Freud’un, bir sedirin üstünde çırılçıplak uyumakta olan şişman bir kadını betimlediği, 1995 tarihli “Benefits Supervisor Sleeping / İşsizlik Ödeneği Denetçisi Uykuda” adlı portresi, 2008’de Christie’s’in düzenlediği bir müzayedede 33.6 milyon dolara alıcı bularak yaşayan bir ressam için dünya rekoru kırmıştı.

Tabloyu Rus milyarder Roman Abramoviç’in satın aldığı ileri sürülmüştü. Daha önce, Freud’un 1992 tarihli “IB ve Kocası” adlı tablosu da 19.3 milyon dolara satılmıştı.

Sanat eleştirmeni Robert Hughes’un “yaşayan en büyük gerçekçi ressam” olarak tanımladığı Freud, sanat dünyasının moda akımlarına yakınlık duymamış, eleştirmen ve koleksiyoncuların gözünden düştüğü dönemde bile gerçekçi yaklaşımından ödün vermemişti. Pek çok eleştirmen tarafından “itici” bulunmasına karşın, inatla kendi özgün üslubunu geliştiren Freud, en sonunda çağın en büyük ressamlarından biri olarak kabul edilmeyi başarmıştı.

1922’de Berlin’de dünyaya gelen Lucian Freud, 1933’te Nazi Almanyası’ndan kaçan ailesiyle birlikte İngiltere’ye gittiğinde henüz 10 yaşındaydı. Bir sanat okulunda öğrenim gördükten sonra, 17 yaşında yaptığı bir otoportre Horizon dergisinde yayımlanmış, 1944’te 21 yaşındayken açtığı ilk kişisel sergisiyle “parlak bir yetenek” olarak nitelenmişti.
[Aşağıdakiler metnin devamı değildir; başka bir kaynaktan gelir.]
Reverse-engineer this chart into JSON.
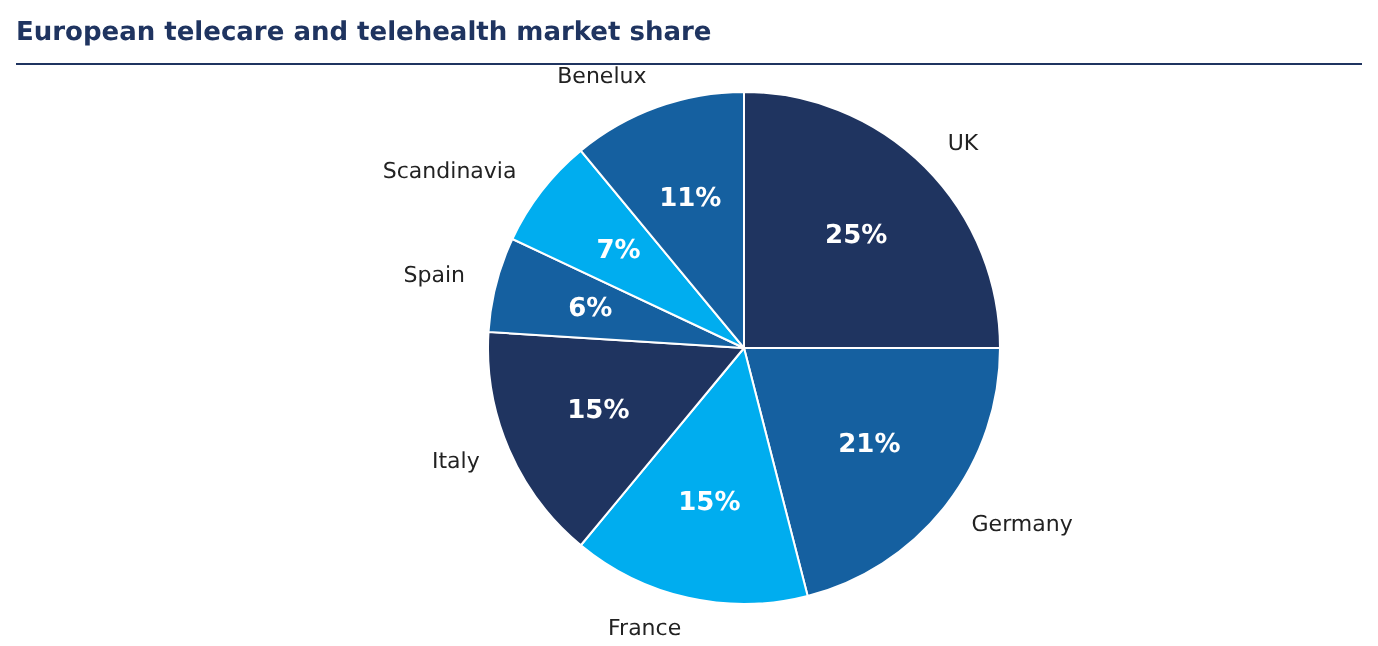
{
  "chart_data": {
    "type": "pie",
    "title": "European telecare and telehealth market share",
    "categories": [
      "UK",
      "Germany",
      "France",
      "Italy",
      "Spain",
      "Scandinavia",
      "Benelux"
    ],
    "values": [
      25,
      21,
      15,
      15,
      6,
      7,
      11
    ],
    "colors": [
      "#1f3460",
      "#1560a0",
      "#00adef",
      "#1f3460",
      "#1560a0",
      "#00adef",
      "#1560a0"
    ],
    "value_labels": [
      "25%",
      "21%",
      "15%",
      "15%",
      "6%",
      "7%",
      "11%"
    ]
  }
}
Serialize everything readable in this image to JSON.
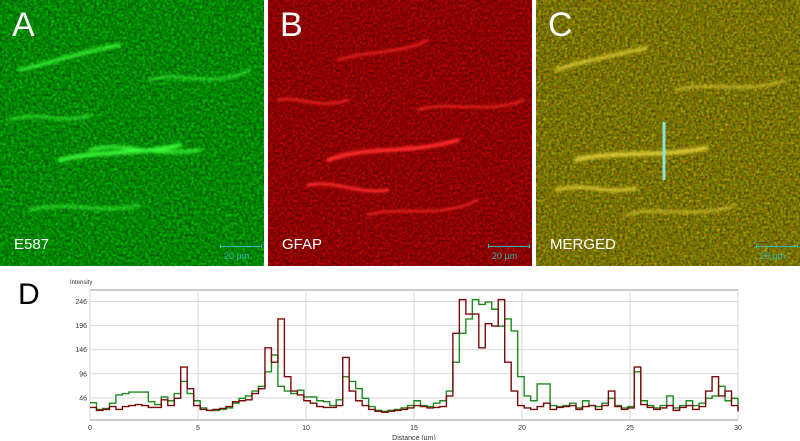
{
  "panels": [
    {
      "letter": "A",
      "caption": "E587",
      "scale": "20 µm",
      "base_color": "#0b3a0b",
      "accent_color": "#3cff3c"
    },
    {
      "letter": "B",
      "caption": "GFAP",
      "scale": "20 µm",
      "base_color": "#3a0606",
      "accent_color": "#ff2a2a"
    },
    {
      "letter": "C",
      "caption": "MERGED",
      "scale": "20 µm",
      "base_color": "#2a2a08",
      "accent_color": "#e6d23a"
    }
  ],
  "profile_line_color": "#8fe3d2",
  "panel_d": {
    "letter": "D"
  },
  "chart_data": {
    "type": "line",
    "ylabel": "Intensity",
    "xlabel": "Distance (µm)",
    "xlim": [
      0,
      30
    ],
    "ylim": [
      0,
      270
    ],
    "x_ticks": [
      0,
      5,
      10,
      15,
      20,
      25,
      30
    ],
    "y_ticks": [
      46,
      96,
      146,
      196,
      246
    ],
    "series": [
      {
        "color": "#1e8a1e",
        "x": [
          0,
          0.3,
          0.6,
          0.9,
          1.2,
          1.5,
          1.8,
          2.1,
          2.4,
          2.7,
          3.0,
          3.3,
          3.6,
          3.9,
          4.2,
          4.5,
          4.8,
          5.1,
          5.4,
          5.7,
          6.0,
          6.3,
          6.6,
          6.9,
          7.2,
          7.5,
          7.8,
          8.1,
          8.4,
          8.7,
          9.0,
          9.3,
          9.6,
          9.9,
          10.2,
          10.5,
          10.8,
          11.1,
          11.4,
          11.7,
          12.0,
          12.3,
          12.6,
          12.9,
          13.2,
          13.5,
          13.8,
          14.1,
          14.4,
          14.7,
          15.0,
          15.3,
          15.6,
          15.9,
          16.2,
          16.5,
          16.8,
          17.1,
          17.4,
          17.7,
          18.0,
          18.3,
          18.6,
          18.9,
          19.2,
          19.5,
          19.8,
          20.1,
          20.4,
          20.7,
          21.0,
          21.3,
          21.6,
          21.9,
          22.2,
          22.5,
          22.8,
          23.1,
          23.4,
          23.7,
          24.0,
          24.3,
          24.6,
          24.9,
          25.2,
          25.5,
          25.8,
          26.1,
          26.4,
          26.7,
          27.0,
          27.3,
          27.6,
          27.9,
          28.2,
          28.5,
          28.8,
          29.1,
          29.4,
          29.7,
          30.0
        ],
        "values": [
          36,
          22,
          24,
          35,
          52,
          55,
          58,
          58,
          58,
          38,
          32,
          48,
          40,
          55,
          80,
          55,
          40,
          25,
          20,
          20,
          22,
          25,
          35,
          45,
          50,
          60,
          70,
          100,
          135,
          70,
          60,
          55,
          62,
          48,
          48,
          40,
          38,
          30,
          42,
          90,
          80,
          65,
          45,
          28,
          20,
          18,
          20,
          22,
          25,
          30,
          40,
          30,
          28,
          35,
          40,
          60,
          120,
          180,
          210,
          250,
          240,
          245,
          230,
          195,
          210,
          185,
          90,
          50,
          40,
          75,
          75,
          30,
          28,
          30,
          35,
          25,
          40,
          30,
          28,
          35,
          45,
          30,
          25,
          28,
          100,
          40,
          30,
          25,
          30,
          50,
          25,
          30,
          40,
          30,
          35,
          45,
          50,
          70,
          40,
          45,
          20
        ]
      },
      {
        "color": "#7a0a0a",
        "x": [
          0,
          0.3,
          0.6,
          0.9,
          1.2,
          1.5,
          1.8,
          2.1,
          2.4,
          2.7,
          3.0,
          3.3,
          3.6,
          3.9,
          4.2,
          4.5,
          4.8,
          5.1,
          5.4,
          5.7,
          6.0,
          6.3,
          6.6,
          6.9,
          7.2,
          7.5,
          7.8,
          8.1,
          8.4,
          8.7,
          9.0,
          9.3,
          9.6,
          9.9,
          10.2,
          10.5,
          10.8,
          11.1,
          11.4,
          11.7,
          12.0,
          12.3,
          12.6,
          12.9,
          13.2,
          13.5,
          13.8,
          14.1,
          14.4,
          14.7,
          15.0,
          15.3,
          15.6,
          15.9,
          16.2,
          16.5,
          16.8,
          17.1,
          17.4,
          17.7,
          18.0,
          18.3,
          18.6,
          18.9,
          19.2,
          19.5,
          19.8,
          20.1,
          20.4,
          20.7,
          21.0,
          21.3,
          21.6,
          21.9,
          22.2,
          22.5,
          22.8,
          23.1,
          23.4,
          23.7,
          24.0,
          24.3,
          24.6,
          24.9,
          25.2,
          25.5,
          25.8,
          26.1,
          26.4,
          26.7,
          27.0,
          27.3,
          27.6,
          27.9,
          28.2,
          28.5,
          28.8,
          29.1,
          29.4,
          29.7,
          30.0
        ],
        "values": [
          26,
          20,
          22,
          28,
          22,
          28,
          30,
          32,
          30,
          26,
          26,
          42,
          30,
          45,
          110,
          65,
          30,
          22,
          20,
          22,
          24,
          28,
          38,
          40,
          42,
          55,
          65,
          150,
          120,
          210,
          90,
          60,
          52,
          40,
          35,
          28,
          26,
          26,
          30,
          130,
          60,
          40,
          30,
          22,
          18,
          16,
          18,
          20,
          22,
          25,
          30,
          28,
          25,
          26,
          28,
          50,
          180,
          250,
          220,
          220,
          150,
          200,
          195,
          250,
          120,
          60,
          30,
          25,
          22,
          28,
          35,
          22,
          26,
          28,
          30,
          22,
          28,
          30,
          22,
          30,
          60,
          28,
          22,
          25,
          110,
          32,
          26,
          22,
          25,
          30,
          20,
          26,
          30,
          22,
          28,
          60,
          90,
          50,
          60,
          30,
          18
        ]
      }
    ]
  }
}
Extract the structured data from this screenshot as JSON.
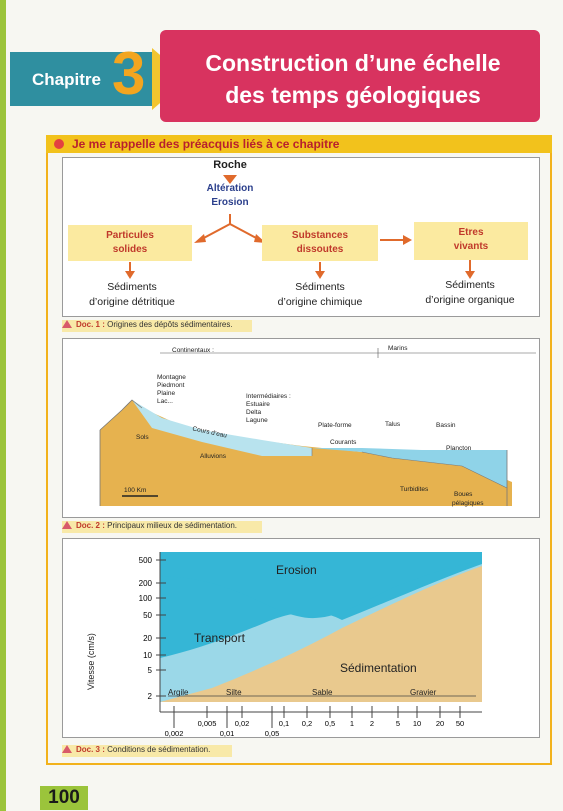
{
  "header": {
    "chapter_label": "Chapitre",
    "chapter_number": "3",
    "title_line1": "Construction d’une échelle",
    "title_line2": "des temps géologiques"
  },
  "section": {
    "title": "Je me rappelle des préacquis liés à ce chapitre"
  },
  "doc1": {
    "top": "Roche",
    "process_1": "Altération",
    "process_2": "Erosion",
    "boxes": [
      {
        "line1": "Particules",
        "line2": "solides"
      },
      {
        "line1": "Substances",
        "line2": "dissoutes"
      },
      {
        "line1": "Etres",
        "line2": "vivants"
      }
    ],
    "sediments": [
      {
        "line1": "Sédiments",
        "line2": "d’origine détritique"
      },
      {
        "line1": "Sédiments",
        "line2": "d’origine chimique"
      },
      {
        "line1": "Sédiments",
        "line2": "d’origine organique"
      }
    ],
    "caption_doc": "Doc. 1 :",
    "caption_text": "Origines des dépôts sédimentaires."
  },
  "doc2": {
    "continental": "Continentaux :",
    "marine": "Marins",
    "continental_list": [
      "Montagne",
      "Piedmont",
      "Plaine",
      "Lac..."
    ],
    "intermediate_list": [
      "Intermédiaires :",
      "Estuaire",
      "Delta",
      "Lagune"
    ],
    "plateforme": "Plate-forme",
    "talus": "Talus",
    "bassin": "Bassin",
    "sols": "Sols",
    "cours_eau": "Cours d’eau",
    "alluvions": "Alluvions",
    "courants": "Courants",
    "plancton": "Plancton",
    "turbidites": "Turbidites",
    "boues_1": "Boues",
    "boues_2": "pélagiques",
    "scale": "100 Km",
    "caption_doc": "Doc. 2 :",
    "caption_text": "Principaux milieux de sédimentation."
  },
  "doc3": {
    "ylabel": "Vitesse (cm/s)",
    "yticks": [
      "500",
      "200",
      "100",
      "50",
      "20",
      "10",
      "5",
      "2"
    ],
    "xticks_top": [
      "0,005",
      "0,02",
      "0,1",
      "0,2",
      "0,5",
      "1",
      "2",
      "5",
      "10",
      "20",
      "50"
    ],
    "xticks_bottom": [
      "0,002",
      "0,01",
      "0,05"
    ],
    "erosion": "Erosion",
    "transport": "Transport",
    "sedimentation": "Sédimentation",
    "particles": [
      "Argile",
      "Silte",
      "Sable",
      "Gravier"
    ],
    "caption_doc": "Doc. 3 :",
    "caption_text": "Conditions de sédimentation.",
    "colors": {
      "erosion": "#35b6d6",
      "transport": "#9bd8e8",
      "sedimentation": "#e9c98e"
    }
  },
  "page_number": "100"
}
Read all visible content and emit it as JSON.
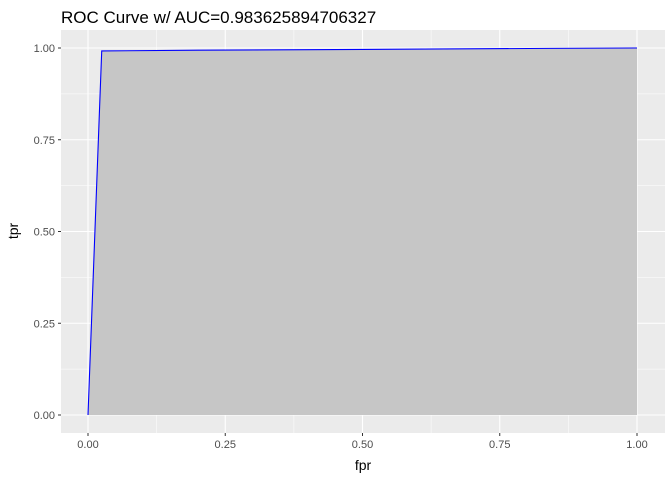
{
  "chart_data": {
    "type": "area",
    "title": "ROC Curve w/ AUC=0.983625894706327",
    "xlabel": "fpr",
    "ylabel": "tpr",
    "xlim": [
      0,
      1
    ],
    "ylim": [
      0,
      1
    ],
    "xticks": [
      0,
      0.25,
      0.5,
      0.75,
      1
    ],
    "xtick_labels": [
      "0.00",
      "0.25",
      "0.50",
      "0.75",
      "1.00"
    ],
    "yticks": [
      0,
      0.25,
      0.5,
      0.75,
      1
    ],
    "ytick_labels": [
      "0.00",
      "0.25",
      "0.50",
      "0.75",
      "1.00"
    ],
    "grid": true,
    "legend": "none",
    "colors": {
      "panel": "#ebebeb",
      "grid": "#ffffff",
      "area": "#c6c6c6",
      "line": "#0000ff"
    },
    "series": [
      {
        "x": [
          0,
          0.025,
          0.2,
          0.5,
          0.84,
          1
        ],
        "y": [
          0,
          0.992,
          0.994,
          0.996,
          0.999,
          1
        ]
      }
    ]
  }
}
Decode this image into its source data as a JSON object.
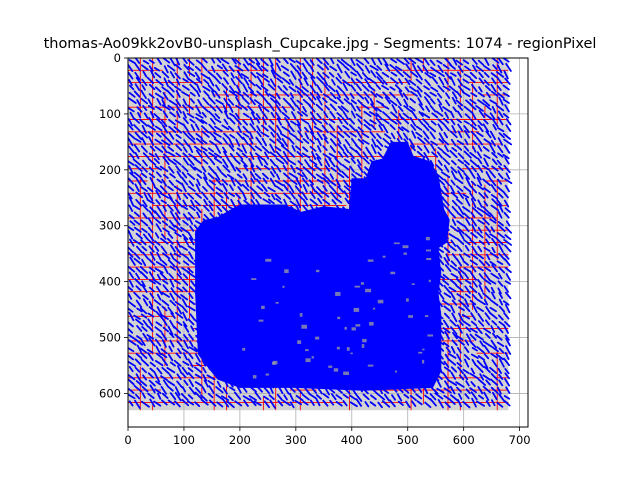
{
  "chart_data": {
    "type": "scatter",
    "title": "thomas-Ao09kk2ovB0-unsplash_Cupcake.jpg - Segments: 1074 - regionPixel",
    "xlabel": "",
    "ylabel": "",
    "xlim": [
      0,
      715
    ],
    "ylim": [
      660,
      0
    ],
    "y_inverted": true,
    "grid": true,
    "x_ticks": [
      "0",
      "100",
      "200",
      "300",
      "400",
      "500",
      "600",
      "700"
    ],
    "y_ticks": [
      "0",
      "100",
      "200",
      "300",
      "400",
      "500",
      "600"
    ],
    "image_extent": {
      "x": [
        0,
        680
      ],
      "y": [
        0,
        630
      ]
    },
    "colors": {
      "segment_boundary": "#ff0000",
      "region_fill": "#d3d3d3",
      "orientation_glyph": "#0000ff",
      "grid": "#b0b0b0"
    },
    "dense_region_polygon": [
      [
        120,
        310
      ],
      [
        135,
        290
      ],
      [
        160,
        285
      ],
      [
        185,
        270
      ],
      [
        200,
        262
      ],
      [
        280,
        262
      ],
      [
        310,
        275
      ],
      [
        350,
        265
      ],
      [
        395,
        270
      ],
      [
        400,
        215
      ],
      [
        425,
        215
      ],
      [
        435,
        185
      ],
      [
        455,
        180
      ],
      [
        470,
        150
      ],
      [
        500,
        150
      ],
      [
        510,
        175
      ],
      [
        540,
        185
      ],
      [
        555,
        210
      ],
      [
        565,
        270
      ],
      [
        575,
        290
      ],
      [
        570,
        330
      ],
      [
        555,
        340
      ],
      [
        560,
        385
      ],
      [
        555,
        420
      ],
      [
        560,
        460
      ],
      [
        560,
        520
      ],
      [
        560,
        560
      ],
      [
        545,
        590
      ],
      [
        420,
        595
      ],
      [
        300,
        590
      ],
      [
        200,
        590
      ],
      [
        160,
        575
      ],
      [
        140,
        550
      ],
      [
        125,
        530
      ],
      [
        120,
        420
      ]
    ]
  }
}
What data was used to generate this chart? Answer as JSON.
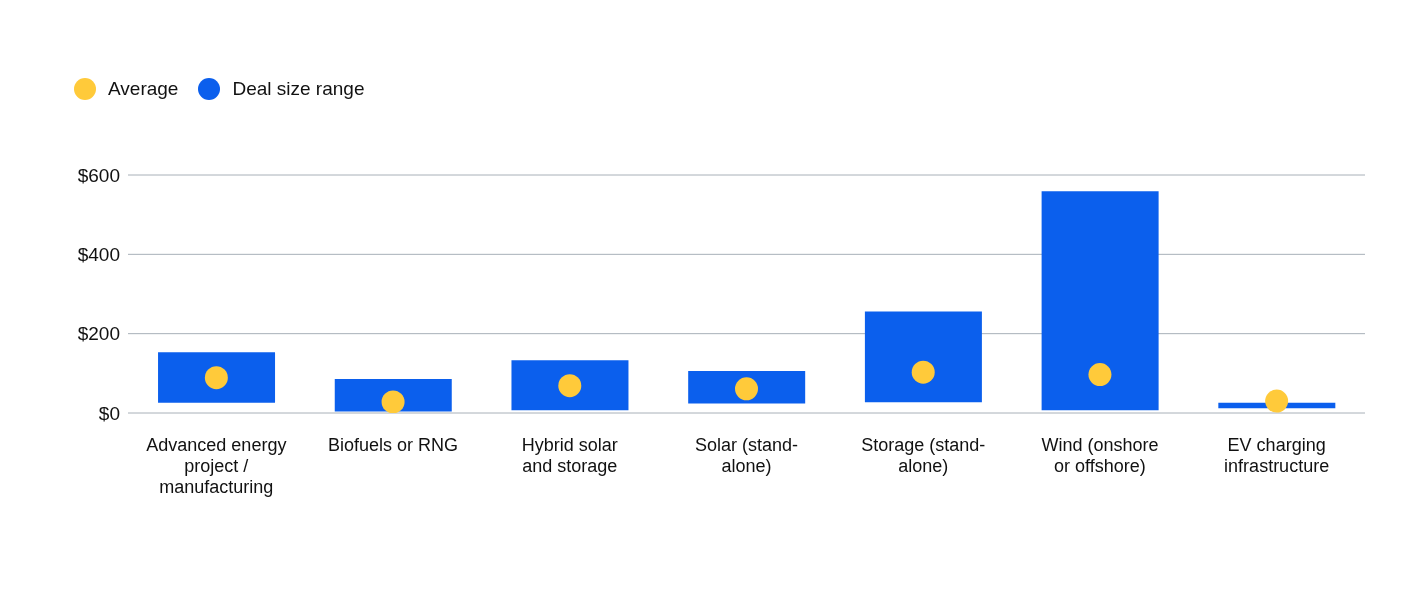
{
  "chart_data": {
    "type": "bar",
    "categories": [
      "Advanced energy project / manufacturing",
      "Biofuels or RNG",
      "Hybrid solar and storage",
      "Solar (stand-alone)",
      "Storage (stand-alone)",
      "Wind (onshore or offshore)",
      "EV charging infrastructure"
    ],
    "series": [
      {
        "name": "Average",
        "type": "scatter",
        "color": "#ffca3a",
        "x": [
          "Advanced energy project / manufacturing",
          "Biofuels or RNG",
          "Hybrid solar and storage",
          "Solar (stand-alone)",
          "Storage (stand-alone)",
          "Wind (onshore or offshore)",
          "EV charging infrastructure"
        ],
        "values": [
          89,
          28,
          69,
          61,
          103,
          97,
          30
        ]
      },
      {
        "name": "Deal size range",
        "color": "#0b5fed",
        "base": [
          26,
          4,
          7,
          24,
          27,
          7,
          12
        ],
        "values": [
          127,
          82,
          126,
          82,
          229,
          552,
          14
        ]
      }
    ],
    "ylim": [
      0,
      600
    ],
    "yticks": [
      {
        "value": 0,
        "label": "$0"
      },
      {
        "value": 200,
        "label": "$200"
      },
      {
        "value": 400,
        "label": "$400"
      },
      {
        "value": 600,
        "label": "$600"
      }
    ],
    "grid": "y",
    "legend": "top left",
    "marker": "circle"
  }
}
Ressam Francis Bacon’ın hayranı olan ve onun çarpıcı bir portresini yapan Freud, özellikle “tedirgin edici” portreleriyle ün yapmıştı. Onun gözüpek portrelerine bakan izleyicilerin kendilerini bir “dikizci” gibi hissettikleri söyleniyordu.

İki kez evlenen Freud’un ilk karısı, ünlü heykeltıraş Jacob Epstein’ın kızı Kitty idi ve Freud onu başyapıtlarından sayılan “Beyaz Köpekli Kız” adlı tablosunda resmetmişti.

Pek çok kadını baştan çıkarmasıyla ve iflah olmaz bir kumarbaz olmasıyla da tanınan Freud’un hiçbir zaman açıklamadığı çok sayıda çocuğu olduğu da söyleniyordu.

50 yıllık sanat yaşamının büyük bölümünü Londra’da geçiren Freud, sık sık kentin en tanınmış bar ve lokantalarında Kate Moss gibi genç ve güzel kadınlarla görülüyordu. Freud’un ölümünün hemen ardından, Wolseley restorandaki masasına siyah bir örtü serildi ve onuruna bir mum yakıldı.

Gazete ve dergilere pek az söyleşi veren ve özel yaşamını her zaman gizli tutan Freud, atölyesinde telefon bulundurmuyordu.